Judge Robert F. Chapman
Capt. John Manning Cantey
Capt. Jesse Stephen Schaffer
Mr. F. William Lamotte, Jr.
Capt. Earnest Castle
Col. Richard C. Slack
Capt. Oliver G. Wood, Jr.
Mr. Melvin L. Burton, Jr.
Mr. G. Spruce McCain
Pass in Review Speech Summary
You are all in training to become leaders. As previously mentioned, among the attributes of a good leader are: judgment, dependability, decisiveness, integrity and knowledge.
Judgment is your ability to think about things clearly, calmly, and in an orderly fashion so that you can make good decisions. You can improve your judgment if you avoid making rash decisions. Approach problems with a common-sense attitude.
Dependability means that you can be relied upon to perform your duties properly. It means that you can be trusted to complete a job. Dependability also means consistently putting forth your best effort in an attempt to achieve the highest standards of performance. You can increase your dependability by forming the habit of being where you’re supposed to be on time, by not making excuses and by carrying out every task to the best of your ability regardless of whether you like it or agree with it.
Decisiveness means that you are able to make good decisions without delay. Get all the facts and weight them against each other. By acting calmly and quickly, you should arrive at a sound decision. Practice being positive in your actions instead of acting half-heartedly or changing your mind on an issue.
Integrity means that you are honest and truthful in what you say or do. You put honesty, sense of duty, and sound moral principles above all else. Be absolutely honest and truthful at all times. Stand up for what you believe to be right.

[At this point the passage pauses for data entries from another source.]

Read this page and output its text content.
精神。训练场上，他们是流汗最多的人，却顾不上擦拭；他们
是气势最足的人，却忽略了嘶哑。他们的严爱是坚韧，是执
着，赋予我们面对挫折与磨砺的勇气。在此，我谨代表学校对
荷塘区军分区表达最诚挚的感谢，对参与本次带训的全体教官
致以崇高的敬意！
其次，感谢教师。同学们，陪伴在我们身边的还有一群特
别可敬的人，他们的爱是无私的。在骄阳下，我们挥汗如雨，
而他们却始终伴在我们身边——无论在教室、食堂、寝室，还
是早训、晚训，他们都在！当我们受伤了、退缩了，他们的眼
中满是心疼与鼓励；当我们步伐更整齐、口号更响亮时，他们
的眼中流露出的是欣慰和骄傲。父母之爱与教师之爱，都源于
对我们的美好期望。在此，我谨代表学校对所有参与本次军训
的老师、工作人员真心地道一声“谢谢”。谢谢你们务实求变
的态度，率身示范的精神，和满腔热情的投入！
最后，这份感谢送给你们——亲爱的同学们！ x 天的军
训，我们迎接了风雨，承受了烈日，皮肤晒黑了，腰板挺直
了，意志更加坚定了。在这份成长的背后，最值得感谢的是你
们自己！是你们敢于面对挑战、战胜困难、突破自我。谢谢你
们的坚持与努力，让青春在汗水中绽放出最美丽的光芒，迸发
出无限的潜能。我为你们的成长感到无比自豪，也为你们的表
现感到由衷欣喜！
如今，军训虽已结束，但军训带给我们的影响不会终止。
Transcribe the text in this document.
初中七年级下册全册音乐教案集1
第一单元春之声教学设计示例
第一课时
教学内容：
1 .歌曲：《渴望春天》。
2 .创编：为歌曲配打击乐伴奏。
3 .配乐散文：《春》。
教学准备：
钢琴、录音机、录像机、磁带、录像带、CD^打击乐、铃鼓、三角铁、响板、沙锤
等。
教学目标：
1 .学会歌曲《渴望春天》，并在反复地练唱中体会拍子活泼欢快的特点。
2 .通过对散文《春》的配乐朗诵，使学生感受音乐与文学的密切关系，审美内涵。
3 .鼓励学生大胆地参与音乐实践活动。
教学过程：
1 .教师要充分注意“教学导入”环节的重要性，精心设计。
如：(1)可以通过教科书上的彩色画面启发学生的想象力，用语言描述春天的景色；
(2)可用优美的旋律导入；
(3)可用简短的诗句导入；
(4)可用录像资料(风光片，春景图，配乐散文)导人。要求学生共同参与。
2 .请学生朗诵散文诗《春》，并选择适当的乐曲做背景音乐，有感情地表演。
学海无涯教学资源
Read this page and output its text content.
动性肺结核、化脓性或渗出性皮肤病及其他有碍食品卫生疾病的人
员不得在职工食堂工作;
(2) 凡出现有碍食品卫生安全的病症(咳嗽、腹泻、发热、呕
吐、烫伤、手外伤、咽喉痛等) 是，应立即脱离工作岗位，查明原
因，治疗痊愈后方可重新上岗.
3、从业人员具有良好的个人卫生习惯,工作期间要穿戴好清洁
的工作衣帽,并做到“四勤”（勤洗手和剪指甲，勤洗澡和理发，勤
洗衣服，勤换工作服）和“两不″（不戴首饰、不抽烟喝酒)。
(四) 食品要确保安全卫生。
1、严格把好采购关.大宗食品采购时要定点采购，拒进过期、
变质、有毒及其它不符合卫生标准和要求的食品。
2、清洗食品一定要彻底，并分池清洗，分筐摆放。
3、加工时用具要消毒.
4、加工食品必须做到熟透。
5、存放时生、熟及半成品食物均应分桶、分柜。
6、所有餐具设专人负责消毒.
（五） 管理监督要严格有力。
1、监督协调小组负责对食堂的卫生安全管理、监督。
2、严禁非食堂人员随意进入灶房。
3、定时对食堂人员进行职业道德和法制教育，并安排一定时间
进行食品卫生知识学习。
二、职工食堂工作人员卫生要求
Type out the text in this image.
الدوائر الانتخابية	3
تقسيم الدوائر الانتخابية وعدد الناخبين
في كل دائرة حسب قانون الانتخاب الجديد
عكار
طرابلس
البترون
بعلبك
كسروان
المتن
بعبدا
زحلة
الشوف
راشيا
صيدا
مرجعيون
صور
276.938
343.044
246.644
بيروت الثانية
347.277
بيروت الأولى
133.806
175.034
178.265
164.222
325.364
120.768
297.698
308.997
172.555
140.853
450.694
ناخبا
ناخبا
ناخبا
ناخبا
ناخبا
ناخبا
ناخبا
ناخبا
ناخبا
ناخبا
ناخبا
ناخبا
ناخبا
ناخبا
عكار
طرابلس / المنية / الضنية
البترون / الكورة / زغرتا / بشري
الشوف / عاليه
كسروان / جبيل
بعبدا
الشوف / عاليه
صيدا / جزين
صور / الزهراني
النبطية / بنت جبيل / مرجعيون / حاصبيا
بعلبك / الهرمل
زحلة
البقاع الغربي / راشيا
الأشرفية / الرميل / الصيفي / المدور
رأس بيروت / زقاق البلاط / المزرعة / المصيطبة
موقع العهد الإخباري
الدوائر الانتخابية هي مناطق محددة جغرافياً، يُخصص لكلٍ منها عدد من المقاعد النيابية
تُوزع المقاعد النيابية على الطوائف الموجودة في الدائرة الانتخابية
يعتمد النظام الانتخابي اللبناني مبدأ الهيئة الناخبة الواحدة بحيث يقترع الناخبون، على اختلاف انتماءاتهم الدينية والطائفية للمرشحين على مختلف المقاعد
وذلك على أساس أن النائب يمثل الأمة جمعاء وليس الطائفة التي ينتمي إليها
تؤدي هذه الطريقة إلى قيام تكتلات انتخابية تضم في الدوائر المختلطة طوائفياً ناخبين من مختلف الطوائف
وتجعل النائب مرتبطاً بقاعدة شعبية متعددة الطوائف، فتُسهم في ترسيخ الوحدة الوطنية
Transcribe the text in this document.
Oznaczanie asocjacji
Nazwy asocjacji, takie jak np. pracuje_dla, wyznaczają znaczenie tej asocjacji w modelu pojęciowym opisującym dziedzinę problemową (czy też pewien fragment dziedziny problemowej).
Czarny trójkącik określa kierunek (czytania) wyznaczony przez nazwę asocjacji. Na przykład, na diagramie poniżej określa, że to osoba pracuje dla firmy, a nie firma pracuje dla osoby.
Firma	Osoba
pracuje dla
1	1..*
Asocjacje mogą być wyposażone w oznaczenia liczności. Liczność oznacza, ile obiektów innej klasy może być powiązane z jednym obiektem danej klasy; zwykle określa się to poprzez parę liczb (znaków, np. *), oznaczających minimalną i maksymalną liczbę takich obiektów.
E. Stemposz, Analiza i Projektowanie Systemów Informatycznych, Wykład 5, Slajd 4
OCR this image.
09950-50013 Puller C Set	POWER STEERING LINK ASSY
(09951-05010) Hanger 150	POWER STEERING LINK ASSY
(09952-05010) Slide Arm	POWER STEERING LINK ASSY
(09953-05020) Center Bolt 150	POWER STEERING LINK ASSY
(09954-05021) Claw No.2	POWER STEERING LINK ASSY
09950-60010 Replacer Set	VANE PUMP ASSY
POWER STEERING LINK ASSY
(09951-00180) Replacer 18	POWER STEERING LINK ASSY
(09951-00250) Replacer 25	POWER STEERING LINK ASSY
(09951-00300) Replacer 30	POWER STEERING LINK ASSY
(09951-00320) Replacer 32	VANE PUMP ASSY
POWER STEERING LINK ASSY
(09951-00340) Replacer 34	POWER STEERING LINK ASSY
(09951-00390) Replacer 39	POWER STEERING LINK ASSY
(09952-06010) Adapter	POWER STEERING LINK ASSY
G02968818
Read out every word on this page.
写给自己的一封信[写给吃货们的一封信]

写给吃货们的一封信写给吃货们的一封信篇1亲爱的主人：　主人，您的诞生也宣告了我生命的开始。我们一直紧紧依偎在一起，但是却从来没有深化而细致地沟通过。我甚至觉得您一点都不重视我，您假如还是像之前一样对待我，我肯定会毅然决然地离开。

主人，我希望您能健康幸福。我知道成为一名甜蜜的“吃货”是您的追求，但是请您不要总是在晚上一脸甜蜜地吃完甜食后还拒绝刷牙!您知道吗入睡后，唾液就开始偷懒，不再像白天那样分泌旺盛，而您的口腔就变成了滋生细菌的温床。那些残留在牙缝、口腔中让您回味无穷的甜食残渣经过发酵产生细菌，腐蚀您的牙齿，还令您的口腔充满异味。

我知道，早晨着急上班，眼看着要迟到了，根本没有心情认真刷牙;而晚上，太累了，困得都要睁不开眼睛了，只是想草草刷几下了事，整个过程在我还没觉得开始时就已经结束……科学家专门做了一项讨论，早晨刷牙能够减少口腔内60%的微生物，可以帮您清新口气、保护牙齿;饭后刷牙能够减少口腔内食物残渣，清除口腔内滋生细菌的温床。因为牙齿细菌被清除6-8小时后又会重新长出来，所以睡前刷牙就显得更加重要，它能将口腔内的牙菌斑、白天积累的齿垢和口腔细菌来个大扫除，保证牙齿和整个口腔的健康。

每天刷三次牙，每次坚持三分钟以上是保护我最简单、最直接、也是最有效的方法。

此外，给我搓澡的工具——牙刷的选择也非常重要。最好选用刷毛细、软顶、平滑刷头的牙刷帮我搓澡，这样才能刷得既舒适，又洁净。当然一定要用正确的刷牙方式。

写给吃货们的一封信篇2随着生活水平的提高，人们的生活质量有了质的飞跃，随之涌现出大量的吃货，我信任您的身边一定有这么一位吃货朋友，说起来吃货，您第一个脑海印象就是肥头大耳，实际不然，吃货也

Knowledge – as I mentioned earlier — means that you have acquired information and that you understand people. Increase your knowledge by remaining alert. Listen, observe, and find out about things you don’t understand. Study operations manuals and other military literature such as the Naval Institute Proceedings.
There are other attributes of a good leader, of course; but mastering these five will serve you well in fulfilling some of the basic principles of leadership such as:
Get the job done and take care of your people, and praise in public; reprimand in private.
I ask you to remember to “Lead and Learn”.